Chronique

Moker

Ladder

Mathias Van de Wiele (g, fh), Jordi Grognard (ts, cl, bansuri), Bart Maris (tp, elec), Lieven Van Pée (b, elec), Giovani Barcella (dms)

Label / Distribution : El Negocito Records

Moker est un orchestre symbolique de la Flandre. Composé de musiciens renommés en Europe, tel le trompettiste Bart Maris ou le contrebassiste de De Beren Gieren Lieven Van Pée, il peine cependant à dépasser les frontières de la Belgique malgré ses dix ans d’existence et ses cinq albums. Basé à Gand, à l’instar de la plupart des musiciens flamands impliqués dans le spectre des musiques improvisées, Moker, qui signifie marteau en néerlandais, est soutenu par le label El Negocito Records qui documente à merveille cette scène trop négligée dans l’Hexagone. Certes, Maris et sa trompette percluse d’effets a déjà frappé les esprits lors d’une collaboration avec Walabix, et le batteur Giovani Barcella a fait forte impression récemment avec Charles Gayle aux Soirées Tricot. En revanche le guitariste et corniste Mathias Van de Wiele, qui assurément tient le manche de ce marteau, n’a pas la notoriété qu’il mérite.

Pourtant, l’improvisation très ouverte de Ladder (échelle en anglais : sans doute un clin d’œil au théâtre Scala de Gand où a eu lieu l’enregistrement, plutôt qu’une métaphore filée dans les travées d’un magasin de bricolage), ainsi que le format court des titres, doivent beaucoup au jeu à la fois pugnace et aérien de Van de Wiele. Durant toutes ces années, le line-up a évolué, des amis comme Joachim Badenhorst sont passés, mais le guitariste est immuable. C’est lui qui donne la température. Elle bouillonne au cœur du bien huilé « Zwengel » où les riffs acides viennent se fracasser sur une rythmique funk brûlante, attisée par les cascades volcaniques du ténor de Jordi Grognard. Elle est néanmoins plus douce lorsque sur « Skopalli », les plaintes traînantes des cordes viennent s’unir aux cris de sa clarinette.

La relation triangulaire entre Maris, Grognard et Van de Wiele est un véritable catalyseur de mouvement. Elle pénètre au plus profond de l’axe de Barcella et Van Pée (« Zwarr Metaal »). Comme souvent dans les projets auxquels s’attache Bart Maris, l’omniprésence de l’électronique et l’électricité convoie énormément de sensations. Dans Moker, celles-ci sont utilisées pour une narration avide de détails.

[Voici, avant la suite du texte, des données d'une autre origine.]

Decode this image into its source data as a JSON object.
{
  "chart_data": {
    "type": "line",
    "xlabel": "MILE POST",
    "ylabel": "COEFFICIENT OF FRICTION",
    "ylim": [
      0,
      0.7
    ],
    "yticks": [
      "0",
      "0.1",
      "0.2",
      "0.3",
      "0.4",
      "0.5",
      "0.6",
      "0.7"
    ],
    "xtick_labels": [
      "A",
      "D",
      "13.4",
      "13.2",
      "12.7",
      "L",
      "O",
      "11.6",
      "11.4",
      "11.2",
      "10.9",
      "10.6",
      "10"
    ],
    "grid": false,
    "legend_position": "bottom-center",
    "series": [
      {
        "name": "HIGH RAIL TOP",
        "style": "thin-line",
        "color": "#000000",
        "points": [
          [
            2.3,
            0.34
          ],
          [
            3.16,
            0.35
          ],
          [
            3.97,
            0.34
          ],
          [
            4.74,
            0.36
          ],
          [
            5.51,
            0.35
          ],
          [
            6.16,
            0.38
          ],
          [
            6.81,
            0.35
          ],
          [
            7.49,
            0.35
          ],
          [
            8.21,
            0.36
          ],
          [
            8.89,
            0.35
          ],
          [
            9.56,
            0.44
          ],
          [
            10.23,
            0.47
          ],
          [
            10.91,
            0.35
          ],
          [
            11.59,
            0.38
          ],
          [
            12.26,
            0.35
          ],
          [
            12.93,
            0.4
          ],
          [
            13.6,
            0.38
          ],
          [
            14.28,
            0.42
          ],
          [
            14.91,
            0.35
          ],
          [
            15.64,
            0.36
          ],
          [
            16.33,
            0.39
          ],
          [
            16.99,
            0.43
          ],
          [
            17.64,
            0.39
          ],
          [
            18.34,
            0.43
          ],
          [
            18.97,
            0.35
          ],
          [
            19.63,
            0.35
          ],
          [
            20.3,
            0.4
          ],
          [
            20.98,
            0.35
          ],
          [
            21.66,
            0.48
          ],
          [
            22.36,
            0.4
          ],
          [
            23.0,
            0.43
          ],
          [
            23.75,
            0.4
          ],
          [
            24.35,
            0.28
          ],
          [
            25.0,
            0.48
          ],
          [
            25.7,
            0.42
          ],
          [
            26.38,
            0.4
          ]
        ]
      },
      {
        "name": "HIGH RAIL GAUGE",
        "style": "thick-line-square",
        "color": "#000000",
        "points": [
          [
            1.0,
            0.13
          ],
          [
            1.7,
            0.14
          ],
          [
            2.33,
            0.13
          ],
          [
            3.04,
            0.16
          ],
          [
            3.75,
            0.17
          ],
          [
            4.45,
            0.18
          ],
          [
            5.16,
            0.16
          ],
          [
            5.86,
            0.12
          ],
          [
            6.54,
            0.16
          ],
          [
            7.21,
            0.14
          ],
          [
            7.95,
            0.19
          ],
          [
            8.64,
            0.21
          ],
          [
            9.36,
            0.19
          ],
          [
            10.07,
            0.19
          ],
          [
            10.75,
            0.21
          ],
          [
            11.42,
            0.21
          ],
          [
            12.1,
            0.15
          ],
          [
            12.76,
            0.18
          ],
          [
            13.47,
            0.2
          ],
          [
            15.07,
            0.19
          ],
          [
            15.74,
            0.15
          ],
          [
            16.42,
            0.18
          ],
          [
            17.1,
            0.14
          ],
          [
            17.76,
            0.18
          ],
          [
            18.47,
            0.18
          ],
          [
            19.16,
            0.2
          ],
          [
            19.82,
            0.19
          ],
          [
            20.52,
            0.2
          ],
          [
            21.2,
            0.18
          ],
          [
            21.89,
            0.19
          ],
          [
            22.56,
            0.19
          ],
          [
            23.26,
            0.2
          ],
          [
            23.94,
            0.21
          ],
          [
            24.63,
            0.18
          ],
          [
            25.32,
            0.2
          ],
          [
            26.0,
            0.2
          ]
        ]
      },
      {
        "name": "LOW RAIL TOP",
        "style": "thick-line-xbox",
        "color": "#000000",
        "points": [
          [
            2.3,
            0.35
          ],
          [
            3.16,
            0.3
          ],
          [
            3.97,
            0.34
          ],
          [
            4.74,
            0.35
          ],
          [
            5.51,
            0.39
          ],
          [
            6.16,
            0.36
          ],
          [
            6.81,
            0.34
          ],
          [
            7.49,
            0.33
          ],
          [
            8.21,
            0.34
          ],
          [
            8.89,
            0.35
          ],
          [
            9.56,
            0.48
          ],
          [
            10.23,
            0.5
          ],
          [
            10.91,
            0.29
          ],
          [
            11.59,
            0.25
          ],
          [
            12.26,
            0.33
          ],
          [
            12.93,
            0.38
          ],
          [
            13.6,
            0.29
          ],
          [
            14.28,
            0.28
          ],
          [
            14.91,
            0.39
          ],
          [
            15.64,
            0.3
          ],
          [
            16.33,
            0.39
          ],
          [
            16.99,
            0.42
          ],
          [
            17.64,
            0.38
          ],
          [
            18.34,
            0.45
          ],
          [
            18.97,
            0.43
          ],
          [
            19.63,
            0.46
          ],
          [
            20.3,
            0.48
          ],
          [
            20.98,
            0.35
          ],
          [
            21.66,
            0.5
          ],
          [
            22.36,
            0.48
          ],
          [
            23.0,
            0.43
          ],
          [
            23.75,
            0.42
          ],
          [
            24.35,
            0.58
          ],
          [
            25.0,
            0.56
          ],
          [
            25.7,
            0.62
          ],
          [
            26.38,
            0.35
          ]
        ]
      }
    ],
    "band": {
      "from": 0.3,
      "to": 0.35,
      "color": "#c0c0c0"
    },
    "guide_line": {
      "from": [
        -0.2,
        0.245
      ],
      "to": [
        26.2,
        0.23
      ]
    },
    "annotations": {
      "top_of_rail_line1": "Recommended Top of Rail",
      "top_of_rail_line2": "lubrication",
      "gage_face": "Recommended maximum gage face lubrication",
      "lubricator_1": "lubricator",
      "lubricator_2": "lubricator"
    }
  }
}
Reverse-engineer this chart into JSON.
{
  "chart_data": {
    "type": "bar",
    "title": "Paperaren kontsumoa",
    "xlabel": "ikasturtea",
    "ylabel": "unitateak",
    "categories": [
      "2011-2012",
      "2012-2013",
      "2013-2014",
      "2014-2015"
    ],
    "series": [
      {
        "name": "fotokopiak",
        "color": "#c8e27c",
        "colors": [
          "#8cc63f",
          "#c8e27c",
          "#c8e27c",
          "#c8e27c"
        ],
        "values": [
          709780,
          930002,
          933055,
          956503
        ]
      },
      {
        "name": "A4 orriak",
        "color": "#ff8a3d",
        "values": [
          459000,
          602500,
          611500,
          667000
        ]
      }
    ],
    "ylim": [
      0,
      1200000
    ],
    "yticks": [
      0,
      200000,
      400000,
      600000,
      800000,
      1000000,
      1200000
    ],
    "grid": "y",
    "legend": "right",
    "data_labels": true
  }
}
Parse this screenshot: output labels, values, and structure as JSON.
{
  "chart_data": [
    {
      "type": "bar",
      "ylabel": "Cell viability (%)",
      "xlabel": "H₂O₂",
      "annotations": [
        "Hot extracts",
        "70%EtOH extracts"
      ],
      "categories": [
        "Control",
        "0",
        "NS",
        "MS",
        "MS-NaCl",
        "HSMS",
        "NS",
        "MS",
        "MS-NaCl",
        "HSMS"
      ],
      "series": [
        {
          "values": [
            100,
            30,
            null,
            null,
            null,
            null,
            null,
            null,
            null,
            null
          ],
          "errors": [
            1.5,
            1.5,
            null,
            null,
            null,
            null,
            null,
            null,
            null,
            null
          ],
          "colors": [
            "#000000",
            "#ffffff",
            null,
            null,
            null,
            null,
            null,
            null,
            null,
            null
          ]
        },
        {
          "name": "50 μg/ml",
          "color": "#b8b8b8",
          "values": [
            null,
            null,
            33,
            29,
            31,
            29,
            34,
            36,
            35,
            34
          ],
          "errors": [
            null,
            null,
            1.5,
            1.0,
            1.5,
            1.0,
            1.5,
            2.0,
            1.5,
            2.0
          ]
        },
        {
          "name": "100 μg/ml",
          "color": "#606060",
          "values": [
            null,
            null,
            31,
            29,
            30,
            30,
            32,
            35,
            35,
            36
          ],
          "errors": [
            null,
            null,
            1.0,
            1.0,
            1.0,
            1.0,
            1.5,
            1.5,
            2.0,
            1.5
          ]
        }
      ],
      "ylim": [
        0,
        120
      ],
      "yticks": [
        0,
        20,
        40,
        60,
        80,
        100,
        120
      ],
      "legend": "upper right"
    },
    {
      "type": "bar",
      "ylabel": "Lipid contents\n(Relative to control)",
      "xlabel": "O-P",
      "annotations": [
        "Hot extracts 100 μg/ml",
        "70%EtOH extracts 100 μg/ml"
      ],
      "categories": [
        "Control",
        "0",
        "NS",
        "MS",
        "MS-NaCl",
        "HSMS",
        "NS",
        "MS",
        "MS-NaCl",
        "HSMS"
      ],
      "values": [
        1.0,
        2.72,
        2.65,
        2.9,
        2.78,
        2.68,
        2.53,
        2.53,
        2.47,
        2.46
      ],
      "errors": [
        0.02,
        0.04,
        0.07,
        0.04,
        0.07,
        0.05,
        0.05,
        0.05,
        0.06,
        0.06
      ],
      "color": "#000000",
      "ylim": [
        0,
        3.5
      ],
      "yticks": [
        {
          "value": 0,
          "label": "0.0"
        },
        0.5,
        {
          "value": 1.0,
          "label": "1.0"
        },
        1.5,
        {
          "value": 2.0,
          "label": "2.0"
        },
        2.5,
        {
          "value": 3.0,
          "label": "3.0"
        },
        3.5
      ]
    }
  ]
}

Les morceaux forts expressifs de Ladder permettent de développer une idée ou un climat en peu de notes, d’autant plus quand ceux-ci se chevauchent, à l’image de la fugace déflagration collective de « Kruidsteen » qui semble répondre à l’indolence souriante de « Mind The Gap ». Un album d’une grande fraîcheur qui invite à s’intéresser de près à la scène gantoise.